Jetzt oder morgen
Dokumentarfilm, AT 2020, Farbe, 89 min., OmeU
Diagonale 2020
Regie: Lisa Weber
Buch: Roland Stöttinger & Lisa Weber
Kamera: Carolina Steinbrecher
Schnitt: Roland Stöttinger
Originalton: Theda Schifferdecker
Sounddesign: Lenja Gathmann
Weitere Credits: Tonmischung: Alexander Koller
Farbkorrektur: Dimitri Aschwanden
Dramaturgische Beratung: Severin Fiala
Produzent:innen: Rudi Takacs, Ulrich Seidl
Produktion: Takacs Filmproduktion
Koproduktion: Ulrich Seidl Filmproduktion
Diagonale’20 – Die Unvollendete. Die Diagonale’20 wurde aufgrund der behördlichen Maßnahmen zur Eindämmung von COVID-19 abgesagt.

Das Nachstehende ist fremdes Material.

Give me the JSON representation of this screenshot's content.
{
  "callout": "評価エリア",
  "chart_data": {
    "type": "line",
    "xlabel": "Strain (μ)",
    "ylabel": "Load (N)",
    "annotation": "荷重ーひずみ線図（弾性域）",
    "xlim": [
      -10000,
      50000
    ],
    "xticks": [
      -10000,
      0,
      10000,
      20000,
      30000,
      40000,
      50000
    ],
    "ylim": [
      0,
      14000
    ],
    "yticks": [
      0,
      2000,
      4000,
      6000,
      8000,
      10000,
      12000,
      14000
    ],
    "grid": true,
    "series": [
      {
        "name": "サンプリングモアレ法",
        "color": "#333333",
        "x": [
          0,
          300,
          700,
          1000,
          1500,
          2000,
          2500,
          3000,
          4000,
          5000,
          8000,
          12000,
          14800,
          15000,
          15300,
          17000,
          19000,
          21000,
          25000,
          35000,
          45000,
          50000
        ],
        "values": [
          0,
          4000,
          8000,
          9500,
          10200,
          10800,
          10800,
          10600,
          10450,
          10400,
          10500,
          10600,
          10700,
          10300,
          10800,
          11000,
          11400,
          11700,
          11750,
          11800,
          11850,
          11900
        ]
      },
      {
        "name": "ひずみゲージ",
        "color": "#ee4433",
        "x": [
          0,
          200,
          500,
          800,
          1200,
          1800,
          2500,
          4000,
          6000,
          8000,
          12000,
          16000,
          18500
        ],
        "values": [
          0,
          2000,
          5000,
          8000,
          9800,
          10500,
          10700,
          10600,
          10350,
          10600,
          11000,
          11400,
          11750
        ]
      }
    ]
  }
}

Claudia hat ihren Sohn Daniel mit 15 bekommen. Lisa Weber begegnet der Familie, die sich aus den beiden sowie der Mutter und dem Bruder Claudias zusammensetzt, im Wiener Gemeindebau. Einer Arbeit geht keiner der drei Erwachsenen nach, die Tage schleppen sich dahin, die Zukunft verspricht nicht viel. Aus den zum Teil ornamental anmutenden Bildern dringt dennoch eine ganze Menge: große Emotionalität, Ratlosigkeit, Mariah Carey und Whitney Houston.
Als 15-Jährige hat Claudia, die mit ihrer Mutter und ihrem Bruder im Wiener Gemeindebau lebt, Sohn Daniel bekommen. Einer Arbeit geht keiner der drei Erwachsenen nach, die Stunden in der kleinen Wohnung schleppen sich dahin, Bürokratie wird gewohnheitsmäßig auf den nächsten Tag verschoben. Auch als Claudia mit ihrem neuen Freund in eine eigene Wohnung zieht, hebt sich die Stimmung kaum; ein Geburtstagstelefonat kündet von der Misere: „Ja, jetzt bist 21 schon.“ „Ja, beschissen.“ Tränen fließen. So trüb geht es in Lisa Webers Film, der über einen Zeitraum von drei Jahren entstanden ist, nicht immer zu. Höhepunkte sind etwa Momente, in denen Whitney Houstons und Mariah Careys Ballade „When You Believe“ durch die Zimmer rollt, erst langsam, mystisch, dann immer mehr Fahrt aufnehmend, bis sich gefühlt alle in den Armen liegen. Später ist Claudia auch in einer halben Karaoke-Version zu erleben, den Text von YouTube ablesend. Das Bild: Während eine Freundin Claudia die Hand hält, blickt ihre Mutter gerührt und stolz zu ihrer Tochter auf.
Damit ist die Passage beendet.